Introduction

Myelofibrosis (MF), a BCR-ABL negative myeloproliferative neoplasm (MPN), has an annual incidence of 1 in 100000 for the primary MF and 0.3-0.7 in 100000 for secondary MF in the USA. MF patients have a median survival of 6.5 years. The primary mutation, JAK2V617F, occurs in 40-60% of MF cases. Ruxolotinib, a JAK inhibitor, has been the mainstay in treating high risk, debilitating MF but largely clinical needs are unmet.

Methods

A comprehensive literature research was performed using PubMed, Cochrane, EMBASE, Web of Science and Clinicaltrials.gov. We included all trials that were under development in phase I/II/III trials.
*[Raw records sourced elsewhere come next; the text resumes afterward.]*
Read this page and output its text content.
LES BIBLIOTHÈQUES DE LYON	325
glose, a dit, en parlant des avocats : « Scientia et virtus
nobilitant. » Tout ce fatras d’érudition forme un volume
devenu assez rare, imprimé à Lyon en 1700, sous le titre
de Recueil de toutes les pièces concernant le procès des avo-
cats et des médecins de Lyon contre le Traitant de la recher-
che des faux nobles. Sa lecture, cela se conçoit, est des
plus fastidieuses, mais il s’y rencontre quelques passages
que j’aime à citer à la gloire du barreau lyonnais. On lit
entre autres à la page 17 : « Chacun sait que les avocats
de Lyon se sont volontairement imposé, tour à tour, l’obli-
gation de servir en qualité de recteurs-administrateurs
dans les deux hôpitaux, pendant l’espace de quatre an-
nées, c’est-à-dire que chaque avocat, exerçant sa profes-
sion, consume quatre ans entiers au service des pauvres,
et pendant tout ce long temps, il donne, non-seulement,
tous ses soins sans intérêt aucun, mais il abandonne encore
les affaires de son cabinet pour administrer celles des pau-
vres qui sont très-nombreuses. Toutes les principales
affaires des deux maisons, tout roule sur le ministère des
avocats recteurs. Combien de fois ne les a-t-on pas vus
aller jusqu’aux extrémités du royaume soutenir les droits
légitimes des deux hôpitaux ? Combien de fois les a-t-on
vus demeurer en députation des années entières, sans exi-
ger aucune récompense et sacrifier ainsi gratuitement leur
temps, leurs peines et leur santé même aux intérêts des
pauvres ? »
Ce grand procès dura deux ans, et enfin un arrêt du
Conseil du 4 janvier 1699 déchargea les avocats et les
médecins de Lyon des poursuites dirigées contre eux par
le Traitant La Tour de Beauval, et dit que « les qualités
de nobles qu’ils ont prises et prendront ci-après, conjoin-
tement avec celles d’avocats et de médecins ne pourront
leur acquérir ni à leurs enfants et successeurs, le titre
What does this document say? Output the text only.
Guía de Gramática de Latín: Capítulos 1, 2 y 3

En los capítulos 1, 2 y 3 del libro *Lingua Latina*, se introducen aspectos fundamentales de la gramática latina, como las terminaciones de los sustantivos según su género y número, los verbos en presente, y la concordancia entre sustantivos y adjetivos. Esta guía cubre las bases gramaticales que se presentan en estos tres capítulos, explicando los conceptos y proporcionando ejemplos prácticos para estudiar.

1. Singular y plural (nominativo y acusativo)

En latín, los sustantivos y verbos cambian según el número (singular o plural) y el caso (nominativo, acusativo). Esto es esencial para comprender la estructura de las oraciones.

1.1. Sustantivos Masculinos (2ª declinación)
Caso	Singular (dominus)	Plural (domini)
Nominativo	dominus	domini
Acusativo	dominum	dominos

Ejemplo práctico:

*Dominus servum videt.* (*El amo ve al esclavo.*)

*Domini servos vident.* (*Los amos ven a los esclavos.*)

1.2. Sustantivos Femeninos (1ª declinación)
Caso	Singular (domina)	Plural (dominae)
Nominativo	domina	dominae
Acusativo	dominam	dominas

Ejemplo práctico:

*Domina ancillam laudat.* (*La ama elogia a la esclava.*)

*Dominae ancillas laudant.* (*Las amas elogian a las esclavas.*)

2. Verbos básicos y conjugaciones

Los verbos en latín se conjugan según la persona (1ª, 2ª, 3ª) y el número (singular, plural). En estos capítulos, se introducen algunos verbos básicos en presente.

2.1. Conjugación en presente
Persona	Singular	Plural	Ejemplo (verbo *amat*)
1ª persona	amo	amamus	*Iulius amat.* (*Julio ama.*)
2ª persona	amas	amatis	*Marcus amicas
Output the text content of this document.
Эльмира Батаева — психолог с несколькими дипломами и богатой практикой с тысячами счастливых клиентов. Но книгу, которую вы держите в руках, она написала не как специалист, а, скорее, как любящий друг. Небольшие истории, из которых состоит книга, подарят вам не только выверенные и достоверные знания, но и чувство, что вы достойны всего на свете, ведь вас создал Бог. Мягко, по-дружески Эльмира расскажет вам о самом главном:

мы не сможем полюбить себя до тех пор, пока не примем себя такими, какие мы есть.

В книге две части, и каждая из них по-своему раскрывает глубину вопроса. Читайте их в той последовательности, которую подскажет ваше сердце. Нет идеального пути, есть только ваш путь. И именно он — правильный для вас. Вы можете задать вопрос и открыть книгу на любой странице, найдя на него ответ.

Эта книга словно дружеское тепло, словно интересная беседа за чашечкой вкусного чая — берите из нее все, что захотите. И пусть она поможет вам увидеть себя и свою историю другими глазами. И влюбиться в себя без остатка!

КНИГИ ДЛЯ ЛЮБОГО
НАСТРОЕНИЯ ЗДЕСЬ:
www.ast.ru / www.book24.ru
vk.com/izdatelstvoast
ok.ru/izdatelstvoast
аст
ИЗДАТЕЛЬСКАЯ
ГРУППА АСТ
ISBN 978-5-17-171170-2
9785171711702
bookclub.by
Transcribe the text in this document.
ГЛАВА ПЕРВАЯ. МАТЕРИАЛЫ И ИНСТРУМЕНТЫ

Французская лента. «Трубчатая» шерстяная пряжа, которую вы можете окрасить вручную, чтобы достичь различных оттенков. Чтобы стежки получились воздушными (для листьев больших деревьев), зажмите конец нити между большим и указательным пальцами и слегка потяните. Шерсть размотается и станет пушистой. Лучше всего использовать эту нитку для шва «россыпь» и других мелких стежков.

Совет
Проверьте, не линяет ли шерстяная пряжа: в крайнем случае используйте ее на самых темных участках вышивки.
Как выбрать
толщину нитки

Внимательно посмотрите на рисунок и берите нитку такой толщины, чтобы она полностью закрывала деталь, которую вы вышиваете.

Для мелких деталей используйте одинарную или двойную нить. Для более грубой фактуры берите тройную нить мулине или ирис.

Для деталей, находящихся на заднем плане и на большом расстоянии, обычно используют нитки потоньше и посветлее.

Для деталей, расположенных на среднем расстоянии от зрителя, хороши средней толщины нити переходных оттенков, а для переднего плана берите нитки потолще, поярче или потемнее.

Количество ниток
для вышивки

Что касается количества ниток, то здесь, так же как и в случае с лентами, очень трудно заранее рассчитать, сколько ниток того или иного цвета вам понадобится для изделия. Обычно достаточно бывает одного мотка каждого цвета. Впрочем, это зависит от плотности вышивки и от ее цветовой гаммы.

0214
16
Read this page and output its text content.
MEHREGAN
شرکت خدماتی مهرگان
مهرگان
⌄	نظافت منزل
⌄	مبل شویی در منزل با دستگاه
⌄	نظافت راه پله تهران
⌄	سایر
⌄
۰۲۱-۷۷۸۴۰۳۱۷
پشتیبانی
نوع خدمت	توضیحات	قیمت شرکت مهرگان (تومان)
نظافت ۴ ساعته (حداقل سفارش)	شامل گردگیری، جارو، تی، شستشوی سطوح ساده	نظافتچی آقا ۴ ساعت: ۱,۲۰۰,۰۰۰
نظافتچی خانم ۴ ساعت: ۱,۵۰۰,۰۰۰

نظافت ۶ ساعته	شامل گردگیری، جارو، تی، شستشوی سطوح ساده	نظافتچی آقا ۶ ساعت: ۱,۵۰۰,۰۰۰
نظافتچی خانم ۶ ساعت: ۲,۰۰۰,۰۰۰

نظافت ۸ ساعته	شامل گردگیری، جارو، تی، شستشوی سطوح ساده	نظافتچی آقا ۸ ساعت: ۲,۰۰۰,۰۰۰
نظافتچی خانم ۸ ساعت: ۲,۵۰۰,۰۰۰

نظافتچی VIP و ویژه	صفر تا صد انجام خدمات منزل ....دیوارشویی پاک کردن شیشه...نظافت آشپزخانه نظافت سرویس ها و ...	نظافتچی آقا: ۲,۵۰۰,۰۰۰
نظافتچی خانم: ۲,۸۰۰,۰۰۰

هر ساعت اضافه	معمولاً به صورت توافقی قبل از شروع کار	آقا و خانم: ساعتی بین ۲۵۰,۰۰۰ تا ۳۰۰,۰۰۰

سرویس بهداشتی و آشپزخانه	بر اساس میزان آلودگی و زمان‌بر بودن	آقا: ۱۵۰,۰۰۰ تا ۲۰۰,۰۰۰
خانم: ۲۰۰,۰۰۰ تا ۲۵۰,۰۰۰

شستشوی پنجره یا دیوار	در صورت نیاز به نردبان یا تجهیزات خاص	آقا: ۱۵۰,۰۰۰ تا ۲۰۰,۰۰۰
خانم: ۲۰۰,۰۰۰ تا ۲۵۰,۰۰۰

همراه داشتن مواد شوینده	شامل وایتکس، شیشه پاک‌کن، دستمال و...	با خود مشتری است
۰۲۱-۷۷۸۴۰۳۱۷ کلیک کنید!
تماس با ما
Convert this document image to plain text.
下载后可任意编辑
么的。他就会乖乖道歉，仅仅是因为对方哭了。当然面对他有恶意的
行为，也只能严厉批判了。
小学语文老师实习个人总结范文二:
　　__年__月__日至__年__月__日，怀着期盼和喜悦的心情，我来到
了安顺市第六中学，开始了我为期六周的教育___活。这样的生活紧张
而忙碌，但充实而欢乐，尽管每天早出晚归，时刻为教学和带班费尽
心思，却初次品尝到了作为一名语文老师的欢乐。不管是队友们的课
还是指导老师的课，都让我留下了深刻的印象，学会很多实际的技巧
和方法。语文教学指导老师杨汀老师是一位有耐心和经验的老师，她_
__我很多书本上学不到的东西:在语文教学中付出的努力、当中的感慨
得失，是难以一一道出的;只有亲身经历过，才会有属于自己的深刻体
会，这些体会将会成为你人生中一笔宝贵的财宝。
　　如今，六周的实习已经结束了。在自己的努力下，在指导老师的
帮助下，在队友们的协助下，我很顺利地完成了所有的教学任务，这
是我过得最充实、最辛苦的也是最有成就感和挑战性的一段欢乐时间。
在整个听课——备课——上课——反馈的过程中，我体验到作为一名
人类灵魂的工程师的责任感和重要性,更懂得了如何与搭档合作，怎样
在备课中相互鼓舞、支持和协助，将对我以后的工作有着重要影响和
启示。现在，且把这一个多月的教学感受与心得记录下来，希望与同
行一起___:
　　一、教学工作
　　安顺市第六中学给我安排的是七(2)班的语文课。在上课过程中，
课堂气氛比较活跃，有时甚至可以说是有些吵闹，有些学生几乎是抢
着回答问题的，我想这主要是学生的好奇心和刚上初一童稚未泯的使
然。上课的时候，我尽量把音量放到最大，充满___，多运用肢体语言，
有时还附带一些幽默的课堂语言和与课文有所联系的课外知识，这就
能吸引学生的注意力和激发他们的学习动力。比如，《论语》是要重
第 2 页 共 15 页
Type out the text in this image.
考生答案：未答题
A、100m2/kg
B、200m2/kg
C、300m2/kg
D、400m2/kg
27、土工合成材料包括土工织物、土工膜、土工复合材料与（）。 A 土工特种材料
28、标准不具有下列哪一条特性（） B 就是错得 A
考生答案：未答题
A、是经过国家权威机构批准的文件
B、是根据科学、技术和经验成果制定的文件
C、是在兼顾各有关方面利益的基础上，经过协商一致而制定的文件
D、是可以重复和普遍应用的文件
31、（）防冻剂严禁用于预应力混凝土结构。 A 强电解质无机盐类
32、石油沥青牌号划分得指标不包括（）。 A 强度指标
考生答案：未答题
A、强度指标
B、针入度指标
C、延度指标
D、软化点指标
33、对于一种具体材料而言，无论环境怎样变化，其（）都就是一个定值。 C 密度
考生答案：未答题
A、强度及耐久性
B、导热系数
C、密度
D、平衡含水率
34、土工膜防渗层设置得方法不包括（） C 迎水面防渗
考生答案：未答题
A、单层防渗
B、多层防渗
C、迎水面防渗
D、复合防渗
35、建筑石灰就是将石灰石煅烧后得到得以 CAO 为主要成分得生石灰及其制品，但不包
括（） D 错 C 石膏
Our search identified 1642 full-length manuscripts or abstracts with published results in the last decade ( Jan 2007 till Dec 2017) were screened for relevant studies. After screening by 2 independent reviewers, 212 articles were finalized for our final analyses. We have reviewed the mechanism of action, safety and efficacy of 2nd generation JAK inhibitors in this review.

Results

JAK1 inhibitor: Itacitinib reduced total symptom score (TSS) ≥ 50% in 15/42 (36%) patients. Mild gastrointestinal (GI) disturbances and some grade 3-4 myelosuppression (anemia: 33%, thrombocytopenia: 29%) were reported.

JAK2 inhibitors: In PERSIST-1, pacritinib when compared to best available therapy (BAT) showed SVR ≥ 35% in 19.1% vs. 4.7% patients, with lower rates of myelosuppression (thrombocytopenia: 17%, anemia: 11%). In PERSIST-2, a phase III trial of pacritinb vs. BAT in patients with baseline cytopenias, similar efficacy was demonstrated (SVR ≥ 35%: 18% vs. 3%). Increasing rates of heart failure and intracranial hemorrhages led to a temporary hold which was lifted in August 2017. Lestaurtinib showed CI in 7 (44%) patients in a phase I trial (n=16) and 6 (27%) patients in a phase II trial (n=22). Most notable toxicities were G 1/2 GI disturbances, anemia occurred in 14% and thrombocytopenia in 23% of patients. In a phase III trial (n=193), fedratinib showed a SVR ≥ 35% and a TSS ≥ 50% in 40% and 36% patients, respectively. However, incidence of significant neurotoxicity and Wernicke's encephalopathy led to its suspension. Similarly, a trial of XL019 was terminated due to emergence of central and peripheral neurotoxicity. In a phase I trial (n=48), NS-018 exhibited a spleen length reduction (SLR) ≥ 50% in 20 (56%) patients along with prompt improvement in bone marrow fibrosis (37%). Anemia and thrombocytopenia were reported in 15% and 27% of patients, respectively. Dizziness (23%) and nausea (19%) were also reported. Gandotinib demonstrated SLR ≥50% in 62% patients, in a phase I trial (n=38). G1 diarrhea (55.3%) and nausea (42.1%) were the most common toxicities.

JAK 1/2 inhibitors: SIMPLIFY-1 (S1), a phase III clinical trial (n=432) of momelotinib vs. ruxolotinib in JAK inhibitor-naïve patients, demonstrated non-inferiority for momelotinib, in spleen volume reduction (SVR) ≥ 35% (26.5% vs. 29%; p=0.01). However, SIMPLIFY-2 trial (S2), that compared these two drugs in JAK inhibitor exposed patients did not achieve similar responses with momelotinib (6.7% vs. 5.8%; p=0.90). Interestingly, momelotinib excelled at achieving transfusion independency in both trials (S1: 66.5% vs. 49.3%; p=0.001, S2: 43.3% vs 21.2%; p=0.001). Grade ≥ 3 infections and peripheral neuropathy were the major toxicities noted. These trials were suspended after 89% of patients failed to achieve the primary endpoint of SVR. AZD1480 demonstrated clinical improvement (CI) in four (11%) patients in a phase I trial (n=35). Most common adverse events included grade (G) 1-2 dizziness and anemia.

Conclusion

Novel JAK pathway inhibitors have shown promising efficacy in MF but safety concerns regarding the hematological (cytopenias) and non-hematological adverse effects needs to be addressed until their use in clinical practice is established. Momelotinib success in achieving anemia related endpoints is note-worthy and should be further explored in this regard. A phase II study [NCT03165734] evaluating pacritinib monotherapy as a second line treatment in patients with baseline thrombocytopenia is ongoing.

Disclosures

No relevant conflicts of interest to declare.

Author notes

*

Asterisk with author names denotes non-ASH members.